Tanimoto similarity using count-based fingerprints?

gcincilla · September 28, 2018, 8:51am

Hi guys,
Is there a way in KNIME (without using java snipped nodes) to calculate Tanimoto similarity (ranging from 0 to 1) using count-based fingerprints (e.g. RDKit Morgan count-based fingerprints)?
Currently the Byte Vector Distances node doesn’t allow it.
Thanks in advance!
Gio

greglandrum · October 19, 2018, 12:09pm

Hi,

There’s not a node to calculate it directly, but if you really want to avoid using a Java Snippet node (which would be the fastest and simplest), you can use some of the fingerprint operations nodes in the Vernalis extensions to calculate the Jaccard distance (essentially the Tanimoto distance) between two count vectors.
I’ve attached a workflow that does this and captures the functionality in a wrapped metanode. You can choose the columns to compare by double clicking the wrapped metanode.

count_based_tanimoto.knwf (24.0 KB)

-greg
p.s. Note that this does not handle the case that neither fingerprint has any bits set. This will lead to a NaN.

gcincilla · October 23, 2018, 9:03am

Dear Greg,

Thank you very much for your help. I didn’t know the Vernalis extensions for fingerprints operations and I’m sure they will be useful for me in the future.

To what deals with the count-based Tanimoto similarity (or distance) I would like to implement the formula attached as figure:

Here, S denotes similarities, xjA means the j-th feature of molecule A . a is the number of on bits in molecule A , b is number of on bits in molecule B , while c is the number of bits that are on in both molecules. On the left part of the figure there is the formula for continuous variables, while on the right part, the formula for dichotomous variables.

This formulas to calculate Tanimoto similarity are mentioned inter alia in the following publications:

Willett P. J. Chem. Inf. Comput. Sci. 1998, 38, 983-996
Bajusz D. et al. Journal of Cheminformatics (2015) 7:20

Do you know what are the advantages/disadvantages of using the formula you propose respect the one I mentioned? Could you please point me to a reference publication where the formula you provided is mentioned?

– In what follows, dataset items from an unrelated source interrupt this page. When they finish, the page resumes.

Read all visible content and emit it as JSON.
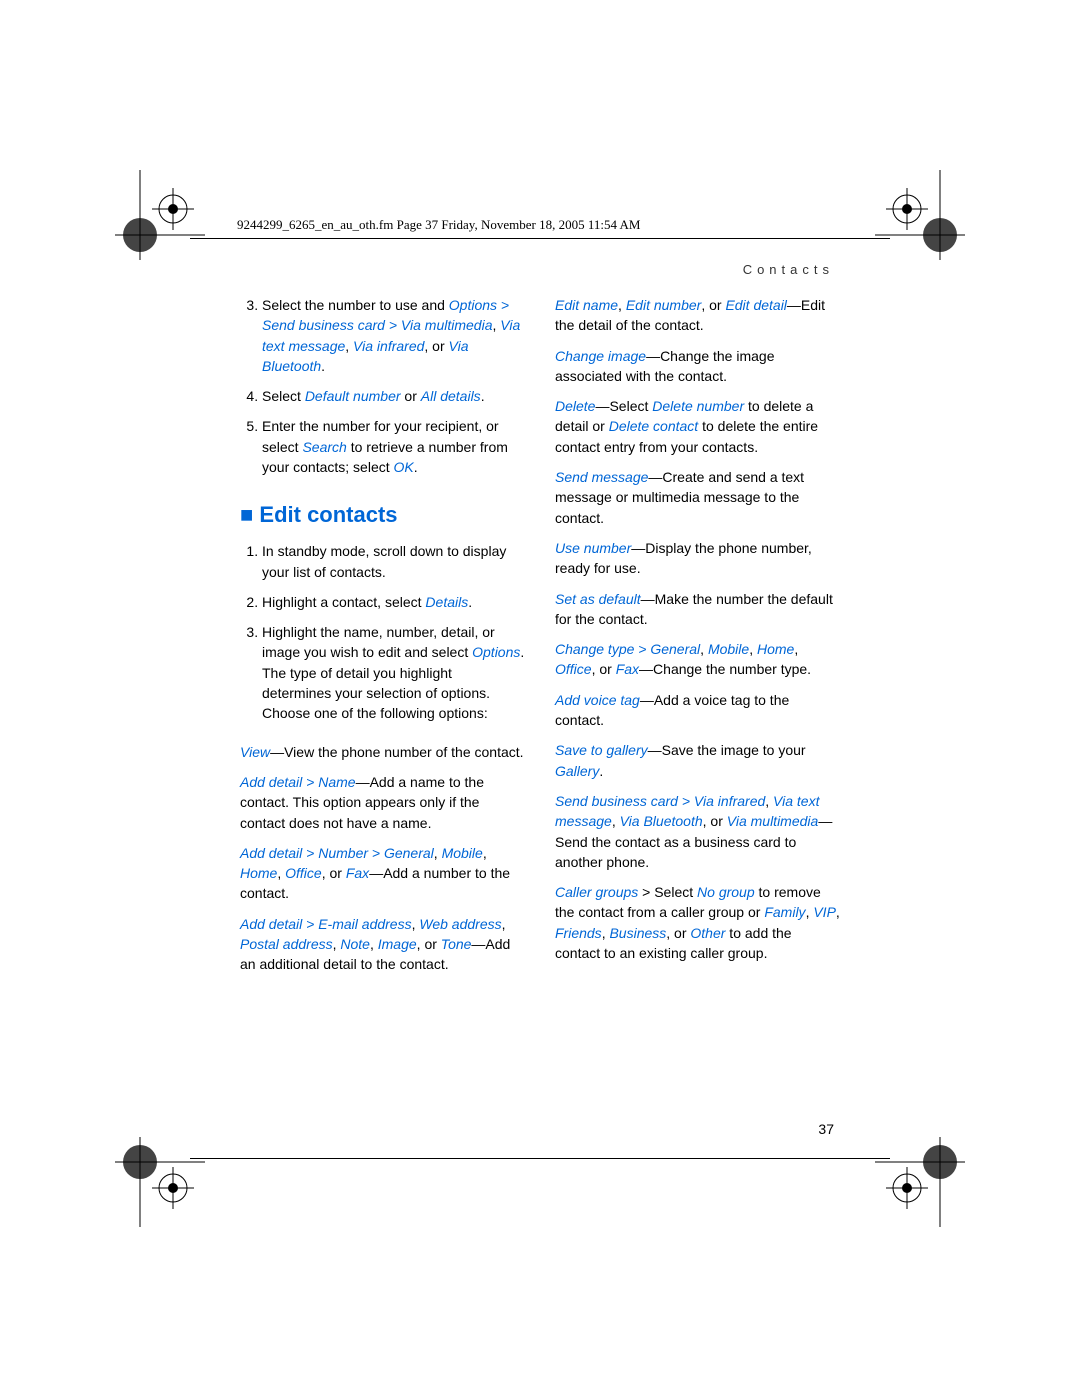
{
  "header": "9244299_6265_en_au_oth.fm  Page 37  Friday, November 18, 2005  11:54 AM",
  "section": "Contacts",
  "page_number": "37",
  "heading_edit": "Edit contacts",
  "left": {
    "step3_a": "Select the number to use and ",
    "step3_b": "Options > Send business card > Via multimedia",
    "step3_c": ", ",
    "step3_d": "Via text message",
    "step3_e": ", ",
    "step3_f": "Via infrared",
    "step3_g": ", or ",
    "step3_h": "Via Bluetooth",
    "step3_i": ".",
    "step4_a": "Select ",
    "step4_b": "Default number",
    "step4_c": " or ",
    "step4_d": "All details",
    "step4_e": ".",
    "step5_a": "Enter the number for your recipient, or select ",
    "step5_b": "Search",
    "step5_c": " to retrieve a number from your contacts; select ",
    "step5_d": "OK",
    "step5_e": ".",
    "e1": "In standby mode, scroll down to display your list of contacts.",
    "e2_a": "Highlight a contact, select ",
    "e2_b": "Details",
    "e2_c": ".",
    "e3_a": "Highlight the name, number, detail, or image you wish to edit and select ",
    "e3_b": "Options",
    "e3_c": ". The type of detail you highlight determines your selection of options. Choose one of the following options:",
    "view_a": "View",
    "view_b": "—View the phone number of the contact.",
    "addname_a": "Add detail > Name",
    "addname_b": "—Add a name to the contact. This option appears only if the contact does not have a name.",
    "addnum_a": "Add detail > Number > General",
    "addnum_b": ", ",
    "addnum_c": "Mobile",
    "addnum_d": ", ",
    "addnum_e": "Home",
    "addnum_f": ", ",
    "addnum_g": "Office",
    "addnum_h": ", or ",
    "addnum_i": "Fax",
    "addnum_j": "—Add a number to the contact.",
    "adddet_a": "Add detail > E-mail address",
    "adddet_b": ", ",
    "adddet_c": "Web address",
    "adddet_d": ", ",
    "adddet_e": "Postal address",
    "adddet_f": ", ",
    "adddet_g": "Note",
    "adddet_h": ", ",
    "adddet_i": "Image",
    "adddet_j": ", or ",
    "adddet_k": "Tone",
    "adddet_l": "—Add an additional detail to the contact."
  },
  "right": {
    "editname_a": "Edit name",
    "editname_b": ", ",
    "editname_c": "Edit number",
    "editname_d": ", or ",
    "editname_e": "Edit detail",
    "editname_f": "—Edit the detail of the contact.",
    "chimg_a": "Change image",
    "chimg_b": "—Change the image associated with the contact.",
    "del_a": "Delete",
    "del_b": "—Select ",
    "del_c": "Delete number",
    "del_d": " to delete a detail or ",
    "del_e": "Delete contact",
    "del_f": " to delete the entire contact entry from your contacts.",
    "send_a": "Send message",
    "send_b": "—Create and send a text message or multimedia message to the contact.",
    "usenum_a": "Use number",
    "usenum_b": "—Display the phone number, ready for use.",
    "setdef_a": "Set as default",
    "setdef_b": "—Make the number the default for the contact.",
    "chtype_a": "Change type > General",
    "chtype_b": ", ",
    "chtype_c": "Mobile",
    "chtype_d": ", ",
    "chtype_e": "Home",
    "chtype_f": ", ",
    "chtype_g": "Office",
    "chtype_h": ", or ",
    "chtype_i": "Fax",
    "chtype_j": "—Change the number type.",
    "voice_a": "Add voice tag",
    "voice_b": "—Add a voice tag to the contact.",
    "save_a": "Save to gallery",
    "save_b": "—Save the image to your ",
    "save_c": "Gallery",
    "save_d": ".",
    "sbc_a": "Send business card > Via infrared",
    "sbc_b": ", ",
    "sbc_c": "Via text message",
    "sbc_d": ", ",
    "sbc_e": "Via Bluetooth",
    "sbc_f": ", or ",
    "sbc_g": "Via multimedia",
    "sbc_h": "—Send the contact as a business card to another phone.",
    "cg_a": "Caller groups",
    "cg_b": " > Select ",
    "cg_c": "No group",
    "cg_d": " to remove the contact from a caller group or ",
    "cg_e": "Family",
    "cg_f": ", ",
    "cg_g": "VIP",
    "cg_h": ", ",
    "cg_i": "Friends",
    "cg_j": ", ",
    "cg_k": "Business",
    "cg_l": ", or ",
    "cg_m": "Other",
    "cg_n": " to add the contact to an existing caller group."
  }
}
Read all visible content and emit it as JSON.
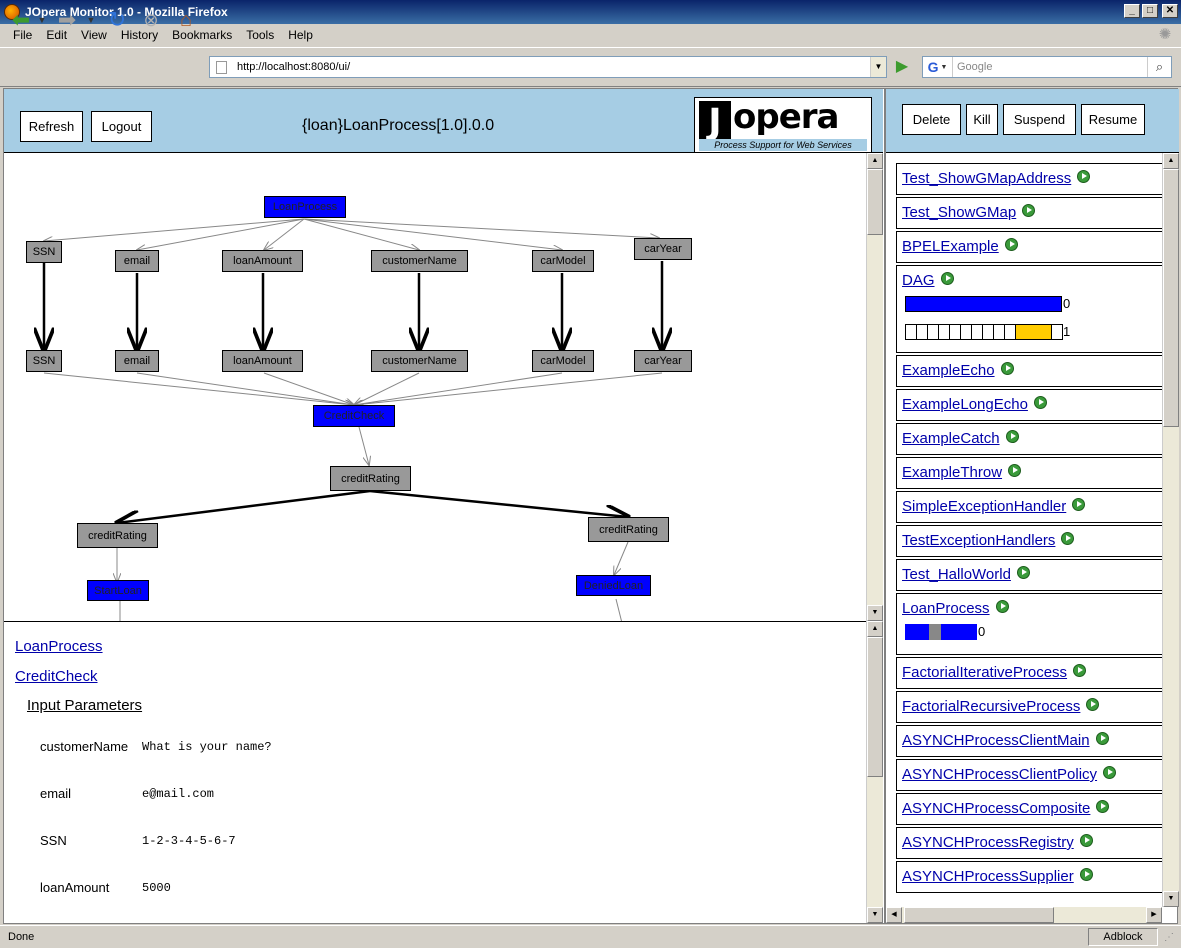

Finally, as a reference for other interested people reading this post, in order to implement the formula of Tanimoto coefficient for continuous variables (using KNIME byte vectors) reported in the attached figure (left part) and in the 2 aforementioned publications, I had to use a Java Snippet node as it seems not possible to implement it using Vernalis extensions for fingerprints operations. I don’t have much experience with Java but it seems it can be done easily. The probe and target fingerprints variables are “currentFingerprint” and “targetFingerprint”, respectively. Here it is the code:

  if (currentFingerprint.length != targetFingerprint.length) {

        throw new RuntimeException("Fingerprint vectors must be of the same length");

  }

  int n = currentFingerprint.length;

  double ab = 0.0;

  double a2 = 0.0;

  double b2 = 0.0;


  for (int i = 0; i < n; i++) {

        ab += currentFingerprint[i] * targetFingerprint[i];

        a2 += currentFingerprint[i] * currentFingerprint[i];

        b2 += targetFingerprint[i] * targetFingerprint[i];

  }

    out_Tanimotosimilarity = ab / (a2 + b2 - ab);

joshuahoran · February 27, 2021, 6:00pm

Thanks for posting this. Given that bytevector fingerprints are now over a decade old, I was confused by KNIME’s lack of Tanimoto-type similarity calcs. Your solution is a step in the right direction to solve this ongoing issue. Thank you!
A follow up question: how would you suggest converting the distance output in this workflow to a KNIME distance matrix that can be used downstream with other nodes? I’ve seen very complex solutions that involve 20 nodes of processing, writing to disk and then reading back from disk, but there has to be a better way, right?